A physicians’ call for urgent federal action on PFAS and plastics
The Health Crisis We Cannot Ignore
Plastics are not just an environmental problem: they have become a public health crisis. Physicians are witnessing an unprecedented health crisis linked to plastic pollution whose impacts include: rising rates of cancers, reproductive disorders, endocrine disruption and developmental impacts, cardiovascular disease, and immune dysfunction.
The evidence is clear: plastics threaten human health at every stage of their lifecycle: from production to disposal. Of the 16,000+ chemicals found in plastics, over 2,400 are of serious health concern. Microplastics and PFAS, also called “forever chemicals”, are especially concerning because they are widespread, persistent, and accumulating in human bodies.
What is the link between Microplastics and PFAS?
Microplastics can carry PFAS and other toxins
Microplastics are tiny particles from plastic breakdown, found in air, food, water and in human blood, lungs, liver, and placenta. They infiltrate our bodies. Plastics and microplastics are not chemicals themselves, but they are made from petrochemicals which are substances derived from fossil fuels.
98.5% of people in Canada have detectable PFAS in their blood
PFAS are a group of long-lasting chemicals (not plastic particles) often called “forever chemicals”. Used in food packaging, cookware, and clothing, they persist in the environment and accumulate in the human body. Health impacts include cancer, reproductive harms, immune suppression, liver and kidney damage, and high cholesterol. Certain groups are more susceptible to the harmful effects of PFAS and microplastics. They have been facing disproportionate exposure and health harms due to environmental and occupational factors.
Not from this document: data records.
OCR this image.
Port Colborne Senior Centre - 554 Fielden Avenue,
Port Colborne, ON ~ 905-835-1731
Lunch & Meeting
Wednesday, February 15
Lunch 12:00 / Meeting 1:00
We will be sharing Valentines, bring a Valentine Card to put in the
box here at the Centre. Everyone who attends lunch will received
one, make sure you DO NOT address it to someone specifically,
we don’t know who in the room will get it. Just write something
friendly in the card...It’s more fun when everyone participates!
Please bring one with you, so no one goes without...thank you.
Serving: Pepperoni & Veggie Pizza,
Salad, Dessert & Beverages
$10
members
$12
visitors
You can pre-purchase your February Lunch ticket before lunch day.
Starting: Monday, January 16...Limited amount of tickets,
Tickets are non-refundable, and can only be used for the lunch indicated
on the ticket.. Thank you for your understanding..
PFAS are chemicals added to plastics during production. They can be present in plastics and microplastics compounding the risk. When plastics degrade into microplastics, PFAS can remain in the microplastic particles and leach out into the environment. Microplastics may also absorb PFAS from the environment since they are widespread contaminants.
Equity, Environmental Justice and Costs
The public health crisis from plastics contributes to environmental justice too. If plastic were a country, it would be the fifth-largest greenhouse gas emitter. By 2040, plastics could consume 19% of the global carbon budget, thus directly impacting climate change. According to a 2023 UN report, treating plastics-related illnesses and pollution already costs the world an estimated (up to) USD $600 billion annually. Addressing plastic pollution is therefore an essential climate action.
With that comes a heavy health burden in Canada that falls disproportionately on those already vulnerable such as children, Indigenous communities, racialized populations, and women who often experience the greatest exposure and the most severe impacts.
Communities near facilities like Sarnia’s Chemical Valley (Ontario)
bear toxic loads that would be unacceptable elsewhere in Canada.
What Canada Must Do Now
9 in 10 people in Canada want to see federal action towards safer products
The widespread presence of PFAS and microplastics in the environment and human bodies calls for immediate regulatory action. As a member of the Coalition for Action on Toxics, CAPE calls on the federal government to guarantee our right to a healthy environment by phasing out non-essential PFAS, regulating toxic additives in plastics under the Canadian Environmental Protection Act (CEPA), investing in monitoring and research on health impacts and no longer subsidizing the fossil fuel industry.
Please find our more specific asks in our new joint Manifesto against plastics at https://environmentaldefence.ca/endplastictoxicpollution/
Updating federal policies is an urgent matter of public health. By investing in alternatives and holding polluters accountable, Canada can build a cleaner and safer economy, and a healthier environment. People in Canada deserve protection from invisible pollutants harming health today and for generations to come.